I consider the Senate’s failure to pass the Cybersecurity Act of 2012 that Senator Lieberman and I wrote to be the one major piece of unfinished business before our tenure as the heads of the Governmental Affairs and Homeland Security Committee was over.

“Let me share with you my view of the major reforms that should be made immediately to address this threat:

“First, Congress needs to pass legislation to make it easier for public and private sector entities to share cyber threat vulnerability information. That means some liability protections for the private sector. I expect the Senate Intelligence Committee will mark up such a bill as early as next week.

“Second, owners and operators of the country’s most critical infrastructure should be required to report significant cyber intrusions that could compromise their industrial control systems.

“Nearly all states already require companies to notify consumers if certain personally identifiable information is breached, and national security contractors already must report intrusions of information systems that hold classified information pursuant to recent provisions in the defense and intelligence authorization bills.

“If the loss of classified information and consumers’ personal information warrant reporting of cyber incidents, cyber attacks that can disrupt the life-sustaining systems that our country depend upon warrant equal or greater reporting to the federal government.

“Another urgent need is to address zero-day vulnerabilities. The Assistant Director of the FBI’s Cyber Division, Joe Demarest, testified before Congress that the malware in the North Korean cyber attack on Sony would probably have gotten past “90 percent of the defenses that are out there today both in industry and in government."

“Simply put, intrusion detection systems like the Department of Homeland Security’s Einstein system cannot identify signatures they are not unaware of.

“Now more than ever, the Intelligence Community can benefit from the very type of private sector innovation that In-Q-Tel seeks to foster. The risk posed by insider threats, the challenge of securing information systems, and the exploitation of social media by terrorist groups are a few of the challenges where the creativity and insights of American high-tech companies could contribute to the extraordinary work already being performed in the Community.

“Finally, no discussion about the integrated intelligence community would be complete without addressing the challenge posed by insider threats aided by digital technology.

“Edward Snowden, and Private Manning before him, did not enjoy special access as a result of their high-rank or seniority; they did not have to rely upon unique computer tools, and I have seen no public evidence that they required any foreign assistance in stealing the information they took.

“How is it possible, then, that an intelligence community capable of extraordinary cyber operations in the digital space failed to stop Edward Snowden in his tracks before he caused irreparable damage?

“The hard truth is that it was a failure to implement basic security, rather than a failure of the “need to share” culture, that allowed Edward Snowden to walk off with so many of the Community’s digital secrets.

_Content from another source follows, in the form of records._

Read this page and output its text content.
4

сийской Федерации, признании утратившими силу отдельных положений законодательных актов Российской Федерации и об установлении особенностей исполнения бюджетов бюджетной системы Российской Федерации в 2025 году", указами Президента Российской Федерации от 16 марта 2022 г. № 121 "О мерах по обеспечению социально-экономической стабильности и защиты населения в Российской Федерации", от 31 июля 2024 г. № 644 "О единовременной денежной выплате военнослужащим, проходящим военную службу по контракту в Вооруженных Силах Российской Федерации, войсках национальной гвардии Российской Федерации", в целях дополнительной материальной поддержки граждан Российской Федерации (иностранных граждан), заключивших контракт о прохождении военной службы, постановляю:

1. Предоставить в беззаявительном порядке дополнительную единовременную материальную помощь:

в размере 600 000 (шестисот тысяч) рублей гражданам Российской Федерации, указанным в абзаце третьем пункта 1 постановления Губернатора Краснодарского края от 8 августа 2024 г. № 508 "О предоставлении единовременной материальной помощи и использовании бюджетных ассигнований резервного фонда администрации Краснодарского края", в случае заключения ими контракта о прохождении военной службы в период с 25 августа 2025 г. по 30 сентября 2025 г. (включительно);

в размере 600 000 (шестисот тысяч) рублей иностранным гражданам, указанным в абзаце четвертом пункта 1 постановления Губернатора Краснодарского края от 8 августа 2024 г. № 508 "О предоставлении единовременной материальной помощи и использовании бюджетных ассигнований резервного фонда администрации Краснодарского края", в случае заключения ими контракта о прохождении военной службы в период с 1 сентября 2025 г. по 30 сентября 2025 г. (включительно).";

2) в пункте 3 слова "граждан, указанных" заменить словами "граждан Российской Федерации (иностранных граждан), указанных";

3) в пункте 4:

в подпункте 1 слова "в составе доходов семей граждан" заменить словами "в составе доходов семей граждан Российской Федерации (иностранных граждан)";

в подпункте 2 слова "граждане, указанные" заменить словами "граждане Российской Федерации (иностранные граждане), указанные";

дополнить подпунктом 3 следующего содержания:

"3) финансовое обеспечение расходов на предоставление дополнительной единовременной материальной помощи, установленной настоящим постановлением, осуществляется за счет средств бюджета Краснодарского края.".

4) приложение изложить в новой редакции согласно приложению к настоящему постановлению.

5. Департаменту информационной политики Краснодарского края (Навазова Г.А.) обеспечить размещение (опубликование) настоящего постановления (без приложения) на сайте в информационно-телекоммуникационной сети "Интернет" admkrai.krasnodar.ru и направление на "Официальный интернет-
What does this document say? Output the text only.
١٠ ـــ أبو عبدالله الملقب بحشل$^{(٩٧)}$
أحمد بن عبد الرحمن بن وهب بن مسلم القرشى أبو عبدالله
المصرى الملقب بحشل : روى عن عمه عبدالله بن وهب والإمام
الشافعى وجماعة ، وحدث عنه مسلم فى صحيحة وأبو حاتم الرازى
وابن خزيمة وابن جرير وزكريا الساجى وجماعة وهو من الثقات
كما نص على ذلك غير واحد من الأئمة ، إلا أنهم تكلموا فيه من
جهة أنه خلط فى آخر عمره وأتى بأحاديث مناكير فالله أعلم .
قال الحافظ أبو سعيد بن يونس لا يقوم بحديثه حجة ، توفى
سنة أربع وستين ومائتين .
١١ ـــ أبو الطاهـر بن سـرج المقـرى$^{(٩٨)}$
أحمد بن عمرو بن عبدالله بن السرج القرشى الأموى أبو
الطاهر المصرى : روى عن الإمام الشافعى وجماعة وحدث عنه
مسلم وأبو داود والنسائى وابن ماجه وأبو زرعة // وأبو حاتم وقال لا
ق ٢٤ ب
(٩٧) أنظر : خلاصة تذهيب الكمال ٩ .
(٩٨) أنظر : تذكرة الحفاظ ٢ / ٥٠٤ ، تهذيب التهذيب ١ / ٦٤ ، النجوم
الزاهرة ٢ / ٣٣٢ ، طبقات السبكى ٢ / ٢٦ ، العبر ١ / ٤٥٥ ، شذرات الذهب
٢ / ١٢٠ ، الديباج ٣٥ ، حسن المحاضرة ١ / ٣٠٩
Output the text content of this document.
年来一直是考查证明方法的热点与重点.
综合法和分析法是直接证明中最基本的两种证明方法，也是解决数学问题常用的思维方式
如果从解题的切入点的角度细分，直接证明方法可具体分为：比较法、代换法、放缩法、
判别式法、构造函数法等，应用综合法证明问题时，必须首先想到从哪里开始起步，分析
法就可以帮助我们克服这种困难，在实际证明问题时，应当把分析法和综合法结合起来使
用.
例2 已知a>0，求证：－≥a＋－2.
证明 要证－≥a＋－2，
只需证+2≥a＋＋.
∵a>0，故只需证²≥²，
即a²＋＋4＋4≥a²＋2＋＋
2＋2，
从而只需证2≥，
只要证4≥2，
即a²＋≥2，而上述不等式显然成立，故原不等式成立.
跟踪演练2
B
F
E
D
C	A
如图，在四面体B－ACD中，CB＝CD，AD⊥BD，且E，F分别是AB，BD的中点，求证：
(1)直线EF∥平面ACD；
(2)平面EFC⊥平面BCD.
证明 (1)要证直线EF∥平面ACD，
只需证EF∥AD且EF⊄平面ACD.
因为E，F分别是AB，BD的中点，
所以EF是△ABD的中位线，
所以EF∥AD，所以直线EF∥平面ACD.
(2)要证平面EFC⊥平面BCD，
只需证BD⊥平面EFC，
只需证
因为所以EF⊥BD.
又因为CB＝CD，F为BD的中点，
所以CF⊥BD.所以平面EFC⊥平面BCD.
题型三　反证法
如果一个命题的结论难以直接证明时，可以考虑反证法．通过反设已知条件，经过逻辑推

“Acknowledging this reality is crucial because some advocates of stove-piping and the “need to know” culture of old have pointed to the Snowden theft as proof that a “need to share” culture is incompatible with the security necessary to carry out intelligence activities.

“Working together, Congress, the Intelligence Community, and industry can and must work together to prevent the cyber 9/11 that we know will happen if we do not take action now.

“As Mary Fetchet reminded us more than a decade ago, indifference or inertia is unacceptable. Thank you, I am happy to take your questions.